In an interactive shell, the user may type commands into it, execute them, and see their output on the screen. A non-interactive shell, in contrast, does not allow the user so. The moment one enters Mac’s native Terminal.app, he or she is using an interactive shell. However, when he runs a shell script, a non-interactive shell is started that runs the script, and then exits when it finishes doing that.
A login shell requires the user to type username and password to log in, but a non-login shell does not. (With definition above, they are interactive.) But Terminal.app automatically logs in when starting up, and thus is a login shell. Of course, the shell that is created by typing the command login, is too a login shell. And the examples of non-login shell include the new Bash instance the user invokes by typing /bin/bash, or another kind of shell, in a terminal.

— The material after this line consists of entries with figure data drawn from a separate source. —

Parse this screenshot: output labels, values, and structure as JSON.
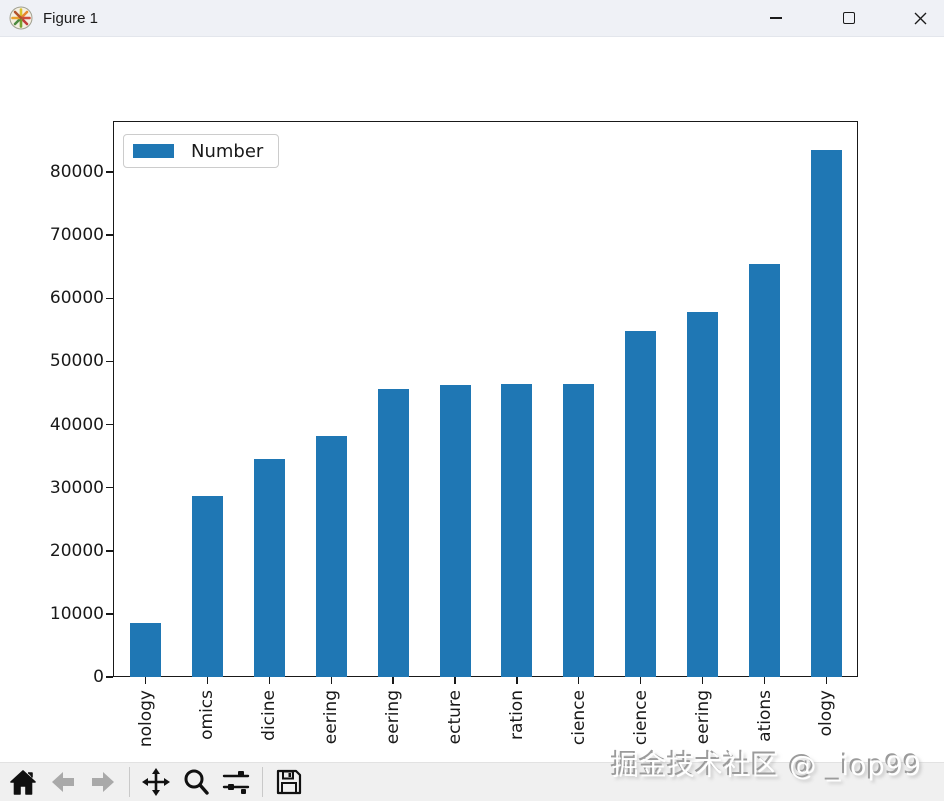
{
  "titlebar": {
    "title": "Figure 1",
    "icons": {
      "app": "matplotlib-logo-icon",
      "minimize": "minimize-icon",
      "maximize": "maximize-icon",
      "close": "close-icon"
    }
  },
  "toolbar": {
    "buttons": [
      {
        "name": "home",
        "icon": "home-icon",
        "enabled": true
      },
      {
        "name": "back",
        "icon": "back-arrow-icon",
        "enabled": false
      },
      {
        "name": "forward",
        "icon": "forward-arrow-icon",
        "enabled": false
      },
      {
        "name": "pan",
        "icon": "pan-arrows-icon",
        "enabled": true
      },
      {
        "name": "zoom",
        "icon": "zoom-magnifier-icon",
        "enabled": true
      },
      {
        "name": "configure-subplots",
        "icon": "sliders-icon",
        "enabled": true
      },
      {
        "name": "save",
        "icon": "save-floppy-icon",
        "enabled": true
      }
    ]
  },
  "watermark": {
    "text": "掘金技术社区 @ _iop99"
  },
  "chart_data": {
    "type": "bar",
    "title": "",
    "legend_label": "Number",
    "legend_position": "upper left",
    "bar_color": "#1f77b4",
    "categories_visible_fragments": [
      "nology",
      "omics",
      "dicine",
      "eering",
      "eering",
      "ecture",
      "ration",
      "cience",
      "cience",
      "eering",
      "ations",
      "ology"
    ],
    "values": [
      8500,
      28700,
      34500,
      38100,
      45700,
      46200,
      46400,
      46400,
      54800,
      57900,
      65400,
      83500
    ],
    "yticks": [
      0,
      10000,
      20000,
      30000,
      40000,
      50000,
      60000,
      70000,
      80000
    ],
    "ylim": [
      0,
      88000
    ],
    "grid": false,
    "x_tick_rotation": 90,
    "xlabel": "",
    "ylabel": ""
  }
}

In Mac, an interactive login shell reads .bash_profile, while an interactive non-login shell reads .bashrc. Default paths of .bash_profile and .bashrc are both the user’s home. On the other hand, a non-interactive shell reads neither.
Actually there are /etc/profile (which Mac has created by default), /etc/bash.bashrc, ~/.bash_login, ~/.profile, BASH_ENV, and ~/.bash_logout, all with subtlety due to historical reasons. But I am not going to figure them out. Instead, the most reliable solution is that the user shall put everything he sets into ~/.bashrc, and make ~/.bash_profile source ~/.bashrc, as I did.